Eileene L. Rafferty, a former gym teacher at Rosary Cathedral School and a longtime employee of the Toledo Museum of Art who was an artist and calligrapher, died yesterday in the Springfield Township home of her daughter Maureen Cray, where she lived about two years.

She was in declining health after a stroke in March, although she was well enough to enjoy a party with family members to mark her 90th birthday Monday, her daughter said.

Mrs. Rafferty, formerly of the Old West End, became a gym teacher at Rosary Cathedral School in the early 1960s. The school didn't offer physical education until the mothers' club initiated gym classes. Mothers took turns teaching classes. She was sent to the University of Toledo for education courses and, for a time, was in charge of the program at Rosary Cathedral School.

"She enjoyed the activity, and she enjoyed children a lot," her daughter said.

She retired in the mid- 1980s.

Mrs. Rafferty was artistic early on. She attended classes at the art museum from the age of 8. After graduation from DeVilbiss High School, she attended the Boston School of Fine Arts. She worked in Toledo photography studios for several years, retouching photographs.

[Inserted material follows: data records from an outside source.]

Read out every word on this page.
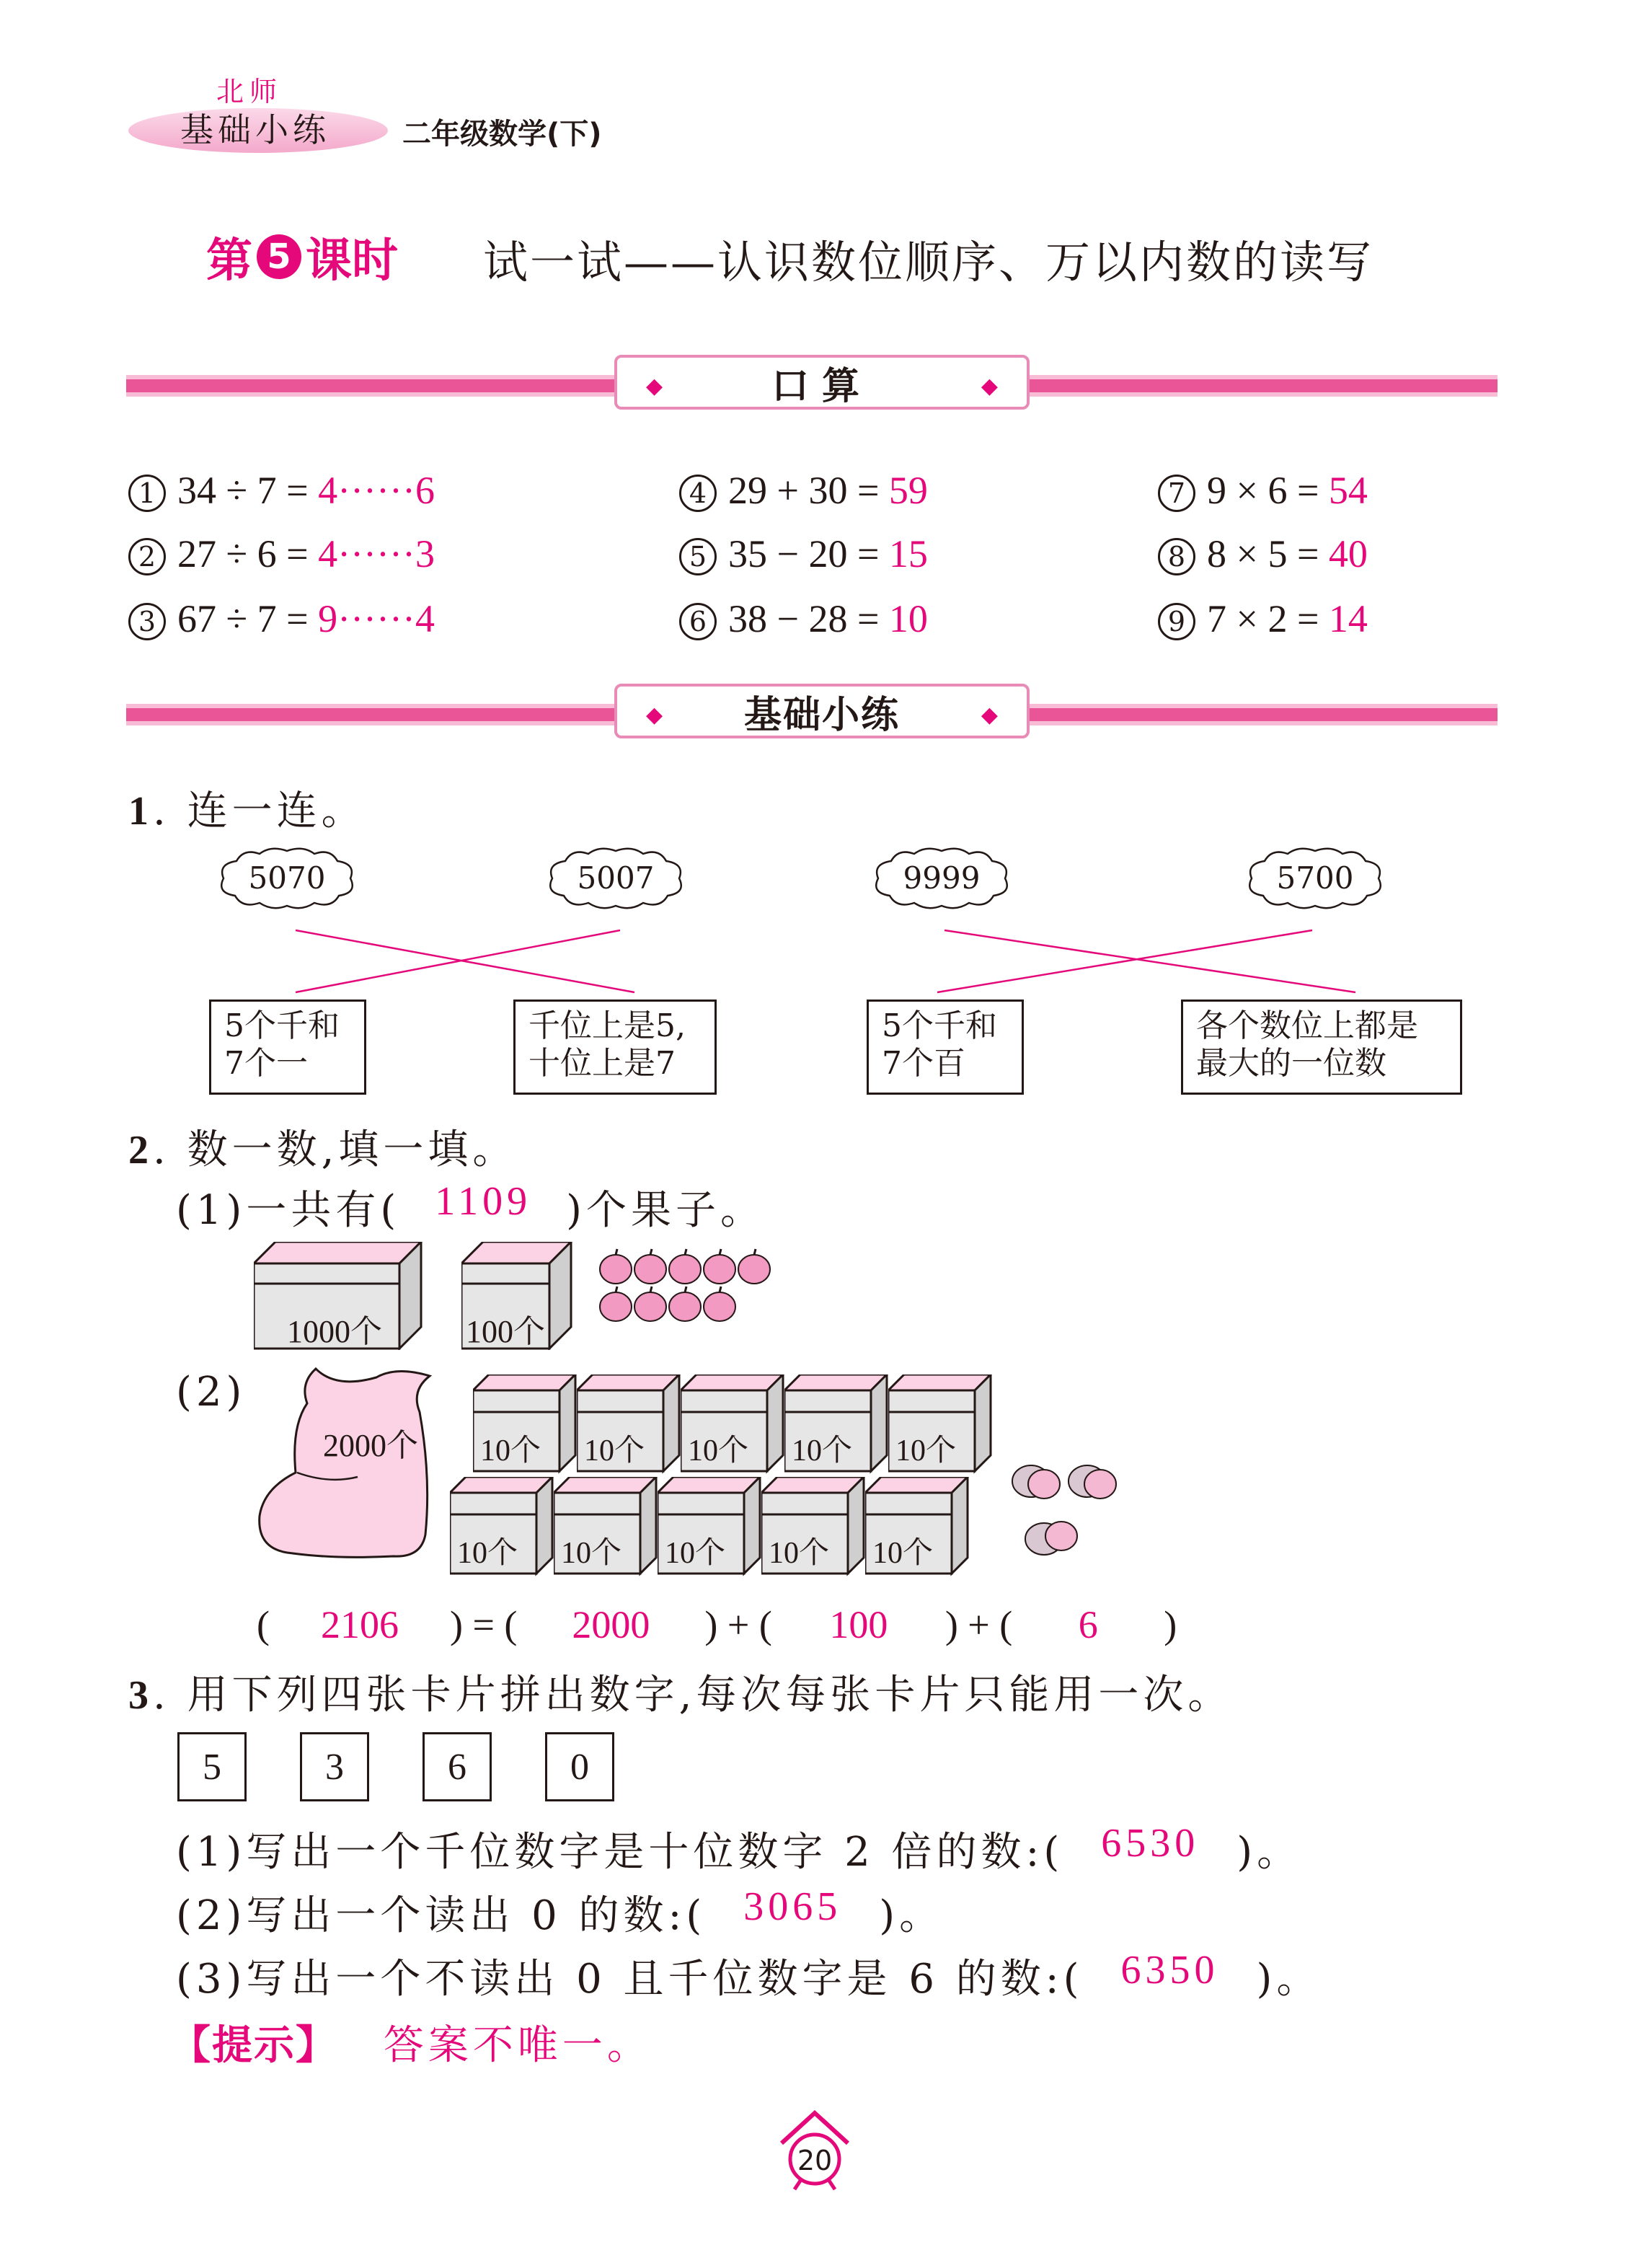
北师
基础小练	二年级数学(下)
第 5 课时 试一试——认识数位顺序、万以内数的读写
◆	口算	◆
1 34 ÷ 7 = 4······6
2 27 ÷ 6 = 4······3
3 67 ÷ 7 = 9······4
4 29 + 30 = 59
5 35 − 20 = 15
6 38 − 28 = 10
7 9 × 6 = 54
8 8 × 5 = 40
9 7 × 2 = 14
◆ 基础小练	◆
1. 连一连。
5070	5007	9999	5700
5个千和
7个一
千位上是5,
十位上是7
5个千和
7个百
各个数位上都是
最大的一位数
2. 数一数,填一填。
(1)一共有( 1109 )个果子。
1000个	100个
(2)
2000个 10个 10个 10个 10个 10个
10个 10个 10个 10个 10个
(	2106	) = (	2000	) + (	100	) + (	6	)
3. 用下列四张卡片拼出数字,每次每张卡片只能用一次。
5	3	6	0
(1)写出一个千位数字是十位数字 2 倍的数:( 6530 )。
(2)写出一个读出 0 的数:( 3065 )。
(3)写出一个不读出 0 且千位数字是 6 的数:( 6350 )。
【提示】 答案不唯一。
20
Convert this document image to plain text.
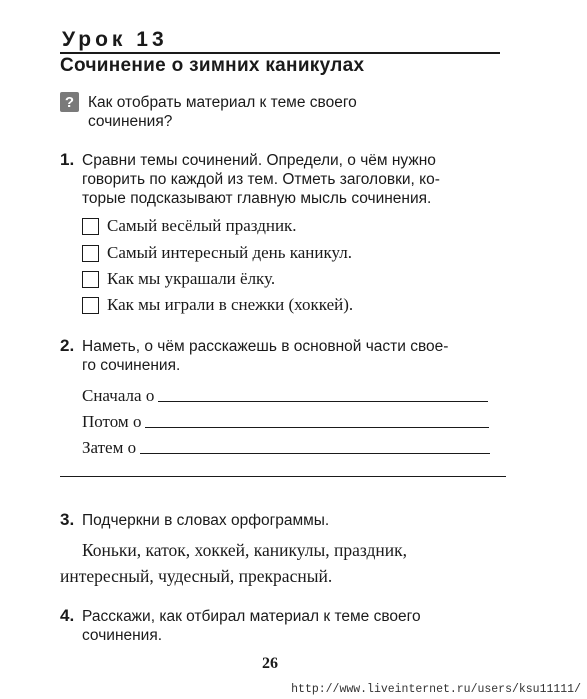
Урок 13
Сочинение о зимних каникулах
? Как отобрать материал к теме своего
сочинения?
1. Сравни темы сочинений. Определи, о чём нужно
говорить по каждой из тем. Отметь заголовки, ко-
торые подсказывают главную мысль сочинения.
Самый весёлый праздник.
Самый интересный день каникул.
Как мы украшали ёлку.
Как мы играли в снежки (хоккей).
2. Наметь, о чём расскажешь в основной части свое-
го сочинения.
Сначала о
Потом о
Затем о
3. Подчеркни в словах орфограммы.
Коньки, каток, хоккей, каникулы, праздник,
интересный, чудесный, прекрасный.
4. Расскажи, как отбирал материал к теме своего
сочинения.
26
http://www.liveinternet.ru/users/ksu11111/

She drew in pastels and charcoal and painted in oils and water colors, creating cityscapes, nature scenes, and portraits. In later years, she engraved Toledo scenes on plates of glass.

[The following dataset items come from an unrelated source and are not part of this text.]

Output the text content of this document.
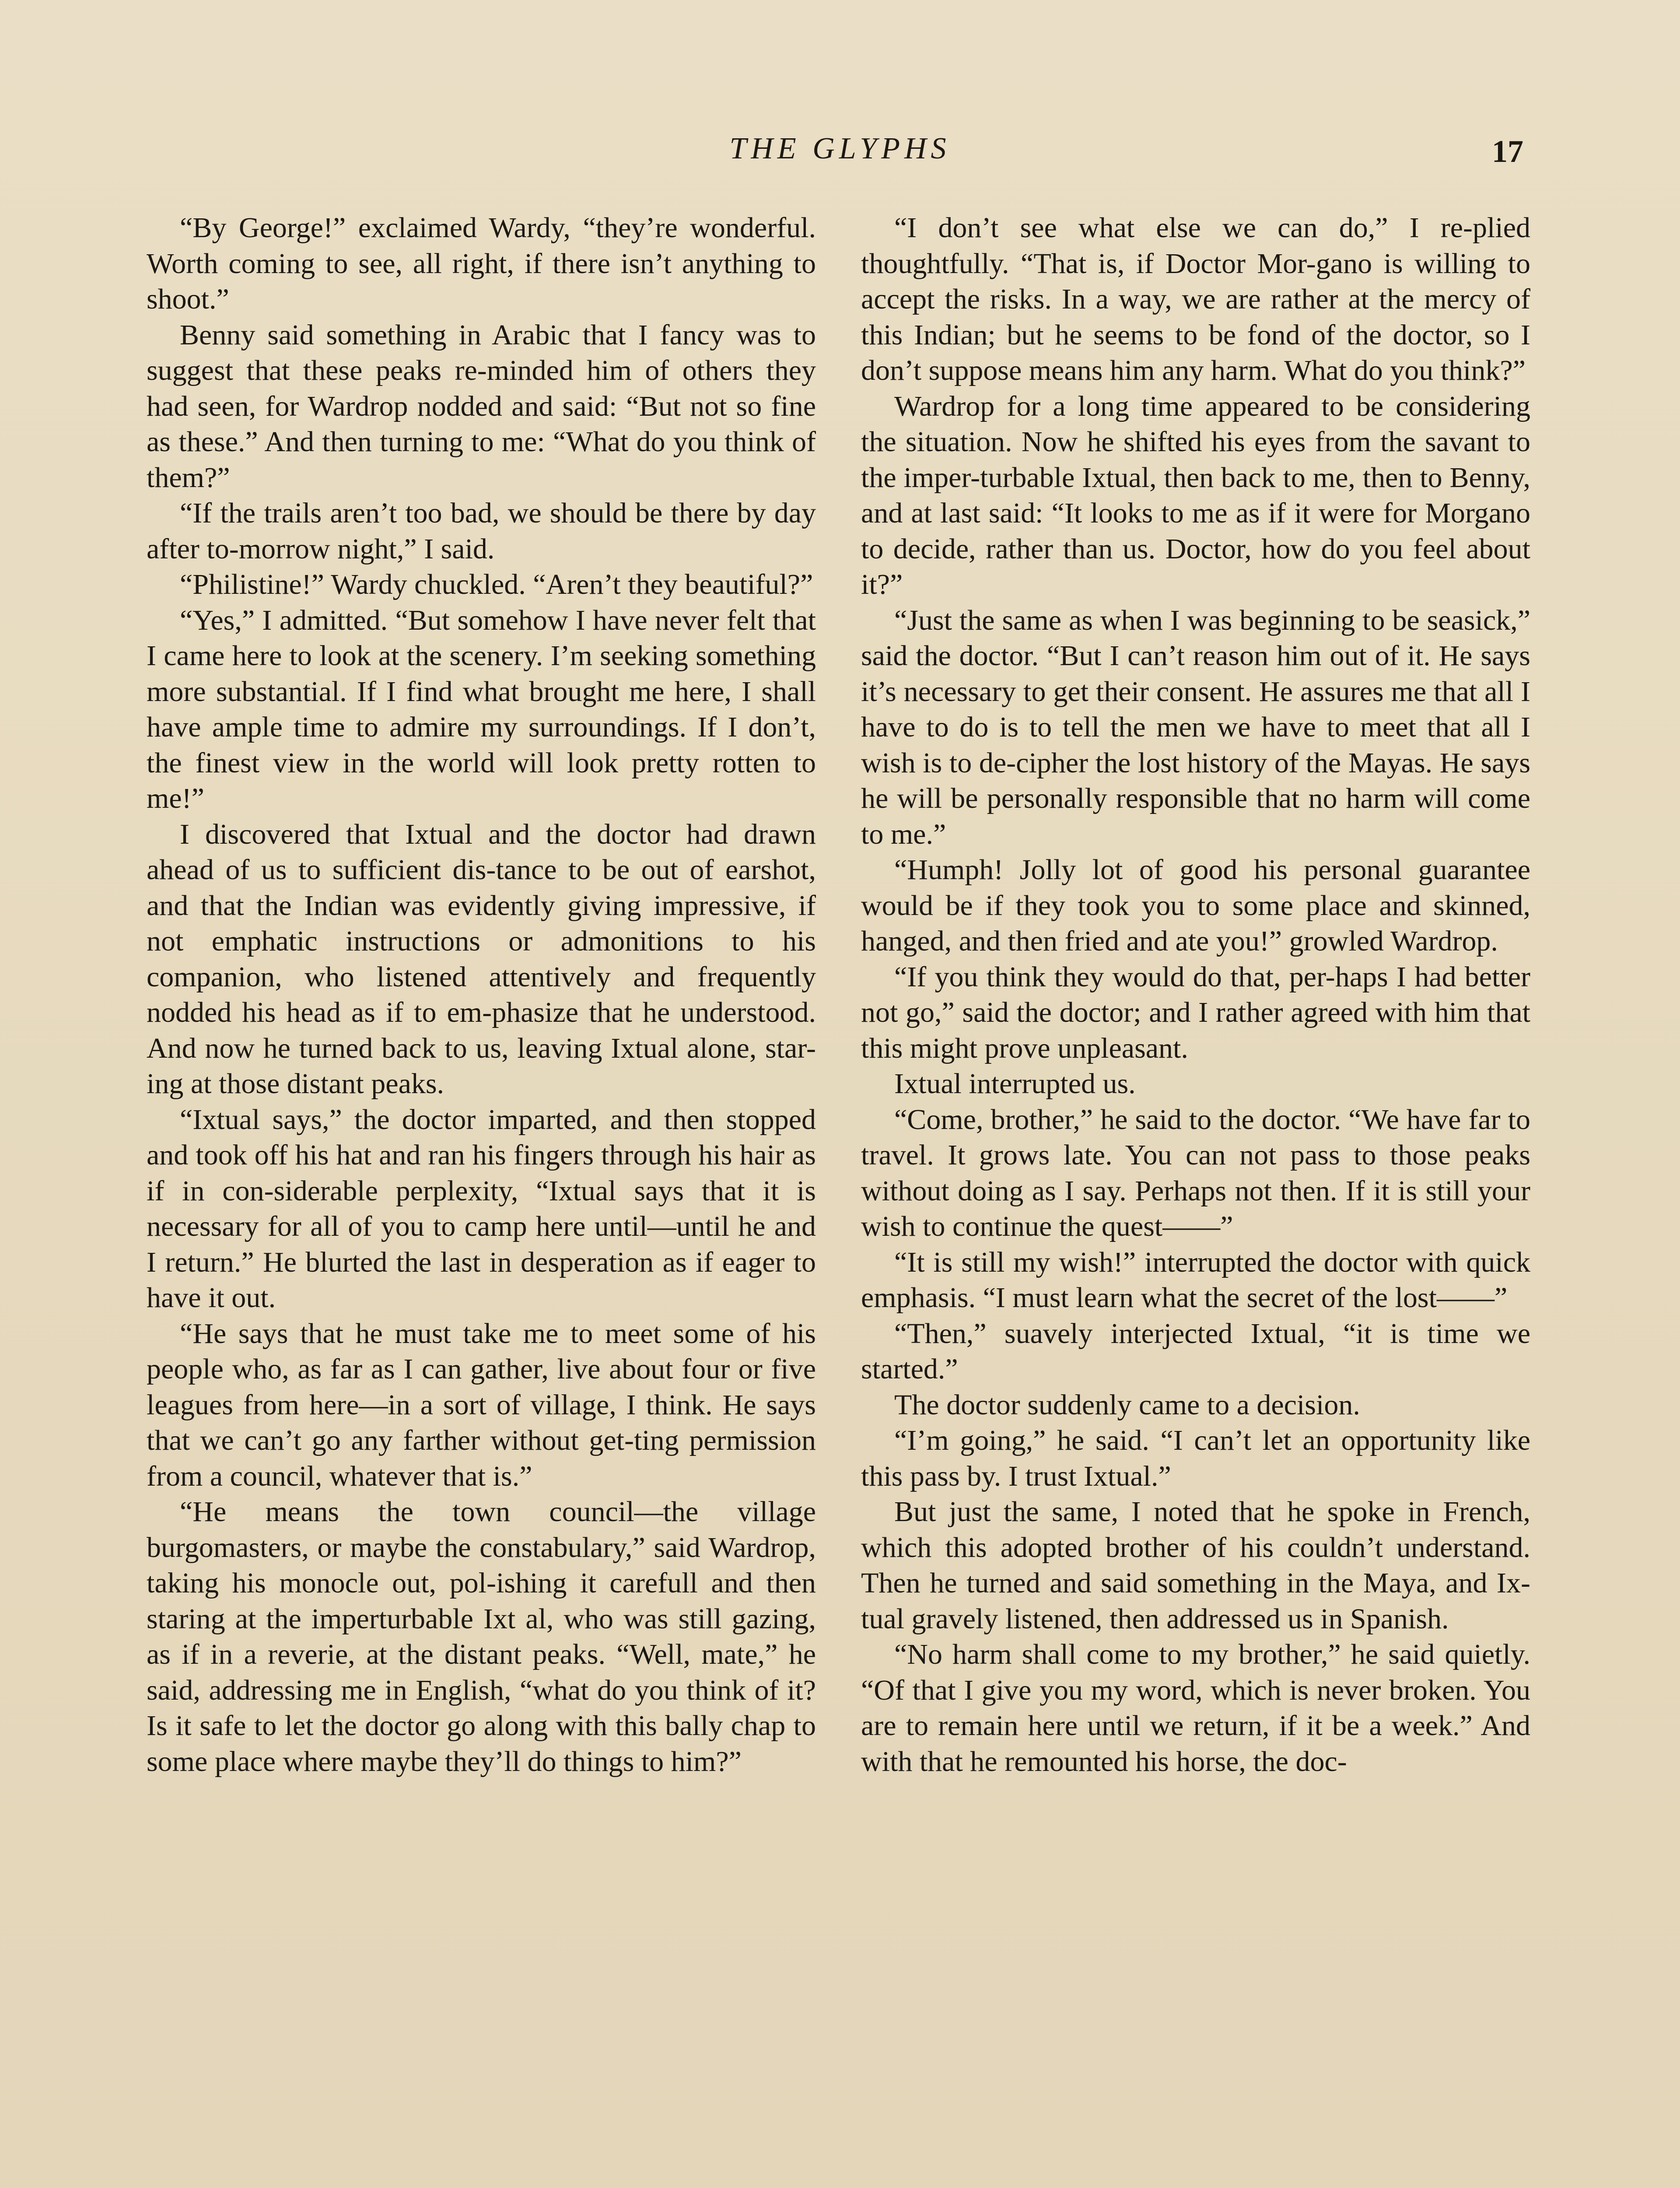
THE GLYPHS	17

“By George!” exclaimed Wardy, “they’re wonderful. Worth coming to see, all right, if there isn’t anything to shoot.”

Benny said something in Arabic that I fancy was to suggest that these peaks re-minded him of others they had seen, for Wardrop nodded and said: “But not so fine as these.” And then turning to me: “What do you think of them?”

“If the trails aren’t too bad, we should be there by day after to-morrow night,” I said.

“Philistine!” Wardy chuckled. “Aren’t they beautiful?”

“Yes,” I admitted. “But somehow I have never felt that I came here to look at the scenery. I’m seeking something more substantial. If I find what brought me here, I shall have ample time to admire my surroundings. If I don’t, the finest view in the world will look pretty rotten to me!”

I discovered that Ixtual and the doctor had drawn ahead of us to sufficient dis-tance to be out of earshot, and that the Indian was evidently giving impressive, if not emphatic instructions or admonitions to his companion, who listened attentively and frequently nodded his head as if to em-phasize that he understood. And now he turned back to us, leaving Ixtual alone, star-ing at those distant peaks.

“Ixtual says,” the doctor imparted, and then stopped and took off his hat and ran his fingers through his hair as if in con-siderable perplexity, “Ixtual says that it is necessary for all of you to camp here until—until he and I return.” He blurted the last in desperation as if eager to have it out.

“He says that he must take me to meet some of his people who, as far as I can gather, live about four or five leagues from here—in a sort of village, I think. He says that we can’t go any farther without get-ting permission from a council, whatever that is.”

“He means the town council—the village burgomasters, or maybe the constabulary,” said Wardrop, taking his monocle out, pol-ishing it carefull and then staring at the imperturbable Ixt al, who was still gazing, as if in a reverie, at the distant peaks. “Well, mate,” he said, addressing me in English, “what do you think of it? Is it safe to let the doctor go along with this bally chap to some place where maybe they’ll do things to him?”

“I don’t see what else we can do,” I re-plied thoughtfully. “That is, if Doctor Mor-gano is willing to accept the risks. In a way, we are rather at the mercy of this Indian; but he seems to be fond of the doctor, so I don’t suppose means him any harm. What do you think?”

Wardrop for a long time appeared to be considering the situation. Now he shifted his eyes from the savant to the imper-turbable Ixtual, then back to me, then to Benny, and at last said: “It looks to me as if it were for Morgano to decide, rather than us. Doctor, how do you feel about it?”

“Just the same as when I was beginning to be seasick,” said the doctor. “But I can’t reason him out of it. He says it’s necessary to get their consent. He assures me that all I have to do is to tell the men we have to meet that all I wish is to de-cipher the lost history of the Mayas. He says he will be personally responsible that no harm will come to me.”

“Humph! Jolly lot of good his personal guarantee would be if they took you to some place and skinned, hanged, and then fried and ate you!” growled Wardrop.

“If you think they would do that, per-haps I had better not go,” said the doctor; and I rather agreed with him that this might prove unpleasant.

Ixtual interrupted us.

“Come, brother,” he said to the doctor. “We have far to travel. It grows late. You can not pass to those peaks without doing as I say. Perhaps not then. If it is still your wish to continue the quest——”

“It is still my wish!” interrupted the doctor with quick emphasis. “I must learn what the secret of the lost——”

“Then,” suavely interjected Ixtual, “it is time we started.”

The doctor suddenly came to a decision.

“I’m going,” he said. “I can’t let an opportunity like this pass by. I trust Ixtual.”

But just the same, I noted that he spoke in French, which this adopted brother of his couldn’t understand. Then he turned and said something in the Maya, and Ix-tual gravely listened, then addressed us in Spanish.

“No harm shall come to my brother,” he said quietly. “Of that I give you my word, which is never broken. You are to remain here until we return, if it be a week.” And with that he remounted his horse, the doc-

About 1969, she learned of an opening at the museum's information desk. She later worked in the bookstore and in Collector's Corner, where she sold original pieces of art.

"She enjoyed seeing the artists and talking with them," her daughter said. "She liked so many different types of art."

Mrs. Rafferty and Ms. Cray learned calligraphy together. Mrs. Rafferty became so skilled, she taught night adult classes at Bedford High School and was engaged to demonstrate calligraphy at the museum - and to create invitations and placecards by the hundreds for museum galas.

She retired from the museum in the mid 1990s to care for her husband, James, who was ailing. Her creativity continued. She worked on notebooks about family history - hers and her husband's - many of which she illustrated.

"I don't feel confined," Mrs. Rafferty told The Blade in 1999. "Time means nothing to me. I don't think of what I have learned or done in the past, but what I will be doing. Never in my life have I been bored."

In recent years, Mrs. Rafferty had bouts of double vision. But while out with family to see Christmas lights, her daughter recalled, "she'd say to me, 'Maureen, I wish you could see what I see. I see double the lights, and it's just beautiful.'

"She had a good outlook," her daughter said.

Mrs. Rafferty and her husband married June 14, 1944. He died Feb. 12, 2000.

Surviving are her daughters, Kathleen Weber and Maureen Cray; sons, J. Patrick and Brian Rafferty; 11 grandchildren, and 10 great-grandchildren.

The body will be in the Coyle Funeral Home after 2 p.m. Sunday, with Scripture services at 7 p.m. Sunday in the mortuary. Funeral services will be at 10 a.m. Monday in Rosary Cathedral, of which she was a member.

The family suggests tributes to Rosary Cathedral or St. John's Jesuit High School.